O habitual desnível do saber cientifico envolvido no consentimento requer um quantum satis  variável caso a caso  entre o que seria demasiado e o que seria insuficiente. É capital que a medicina seja recontextualizada pelo médico e que o paciente refaça como própria contextualização numa moldura eticamente aceitável, que evite excessos tecnicistas, naufrágios de sentido e reducionismos cognitivistas.

Ademais, haverá os limites dados pelos valores do paciente, suas adesões e crenças. Em outras palavras, o exercício da autonomia é complexo, pois foca numa decisão do paciente que se faz repercutindo os pensamentos expostos do médico pelos próprios valores. É ilustrativa a recusa do paciente Testemunha de Jeová de receber transfusão de sangue por razões bíblicas.

Em síntese, pensamentos exteriores com enorme autoridade tecnocientífica incidem sobre uma alteridade constitutiva  com liberdade de expressão sobre a intenção de provocar um consentido esclarecido.

O bioamigo bem sabe que beira do leito convive com formatações comunicativas emissoras e dialógicas que se qualificam pelas habilidades de conversação e pelos graus de empatia do médico. Qual um professor, ele analisa o que é “escolarizável”, o científico ensinável, pretendendo fazer aula de um modo que tenha um impacto integrativo.

A ênfase é válida: Sem uma formatação profissional comunicativa, a legitimidade do consentimento fica comprometida em relação ao espírito que gerou o princípio da autonomia. Por obviedade, consentimento não esclarecido não vale.

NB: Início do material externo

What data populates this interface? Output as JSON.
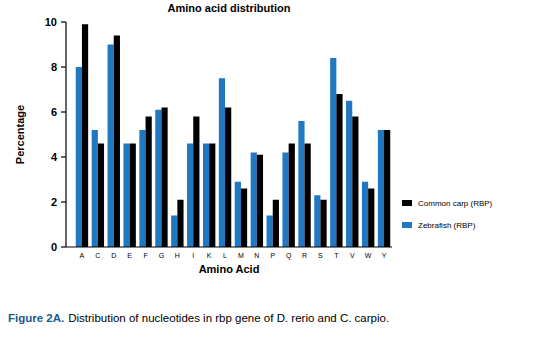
{
  "chart_data": {
    "type": "bar",
    "title": "Amino acid distribution",
    "x_label": "Amino Acid",
    "y_label": "Percentage",
    "categories": [
      "A",
      "C",
      "D",
      "E",
      "F",
      "G",
      "H",
      "I",
      "K",
      "L",
      "M",
      "N",
      "P",
      "Q",
      "R",
      "S",
      "T",
      "V",
      "W",
      "Y"
    ],
    "series": [
      {
        "name": "Zebrafish (RBP)",
        "color": "#1f78c1",
        "values": [
          8.0,
          5.2,
          9.0,
          4.6,
          5.2,
          6.1,
          1.4,
          4.6,
          4.6,
          7.5,
          2.9,
          4.2,
          1.4,
          4.2,
          5.6,
          2.3,
          8.4,
          6.5,
          2.9,
          5.2
        ]
      },
      {
        "name": "Common carp (RBP)",
        "color": "#000000",
        "values": [
          9.9,
          4.6,
          9.4,
          4.6,
          5.8,
          6.2,
          2.1,
          5.8,
          4.6,
          6.2,
          2.6,
          4.1,
          2.1,
          4.6,
          4.6,
          2.1,
          6.8,
          5.8,
          2.6,
          5.2
        ]
      }
    ],
    "ylim": [
      0,
      10
    ],
    "yticks": [
      0,
      2,
      4,
      6,
      8,
      10
    ],
    "grid": false,
    "legend": "right",
    "caption_label": "Figure 2A.",
    "caption": "Distribution of nucleotides in rbp gene of D. rerio and C. carpio."
  }
}
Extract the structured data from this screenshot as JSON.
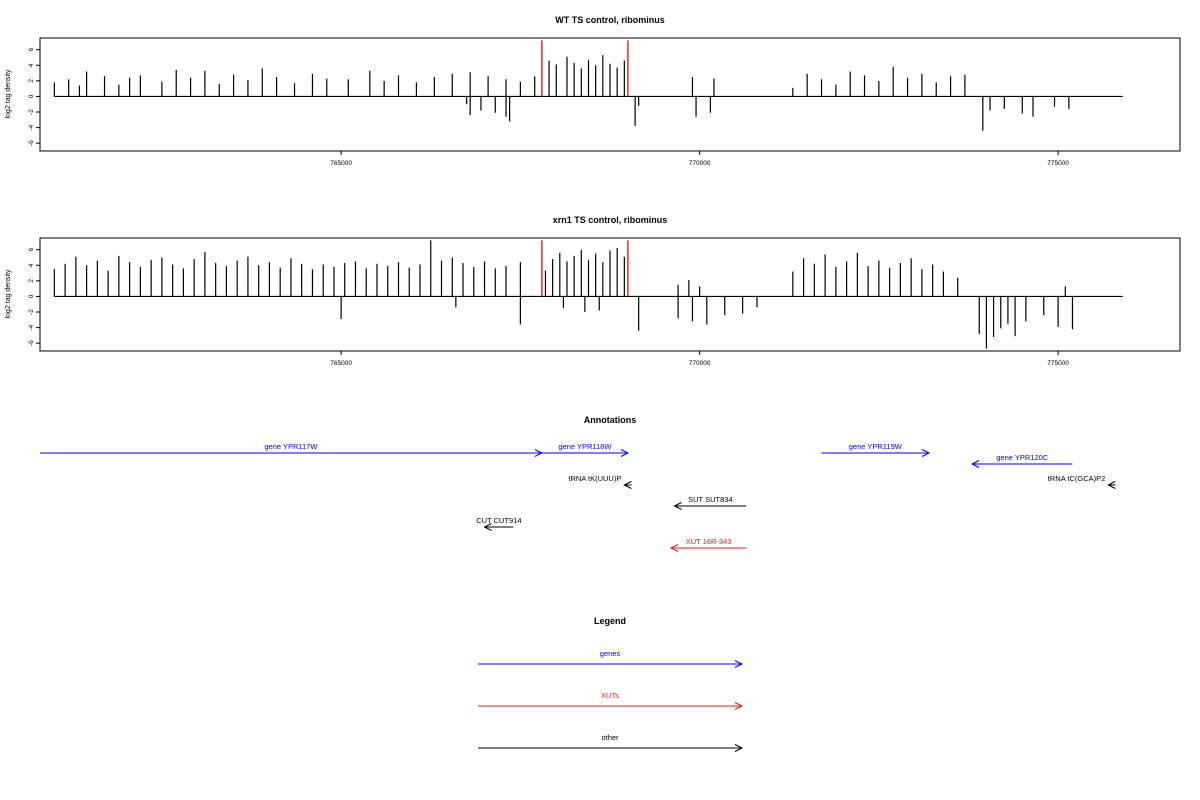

Técnicas de comunicação na beira do leito utilizam-se da sutileza de pensar e verbalizar por uma transposição de contexto. É estratégia para dar maior expressividade, um toma de lá para aqui que os extrai  do contexto original de outros saberes e recontextualiza, num empréstimo visando ao efeito didático do esclarecimento. Um final de explicação com tome um comprimido por cinco dias, é tiro e queda traz para a beira do leito o contexto de uma caça bem sucedida… muito embora, eu tenha tido por duas vezes – a tal da lei de Velpeau (Alfred-Armand-Louis-Marie Velpeau, 1795-1867)?- recebido imediatamente o seguinte comentário do paciente: doutor, e se for um tiro no pé e a queda for da minha condição? 

Cada médico é instado pelo cotidiano a construir seu estilo de comunicação, sua conexão com o paciente, consciente da influência do modo como se decide a utilizar simbolismos para facilitar o conhecimento pelo leigo de um saber tão complexo, assim contribuindo para a preservação da autonomia e decorrente de fato esclarecido consentimento a ser recebido. Um atestado de não abuso.  

Aspecto fundamental é que o médico por ofício possui grande quantidade de conhecimento especializado distribuído em muitos compartimentos classificatórios e muito desta diversidade é necessária para compor as informações – uma referência etiopatogênica, outra fisiopatológica, outra diagnostica, etc… etc…, que são passíveis de formar labirintos na mente do paciente. Caso o médico não trabalhe sua comunicabilidade, o “discurso” tem chance de deixar conteúdo e ocasião no ar. As decorrentes indefinições têm a desvantagem ética de desvalorizar o exercício genuíno do direito à autonomia pelo paciente na beira do leito.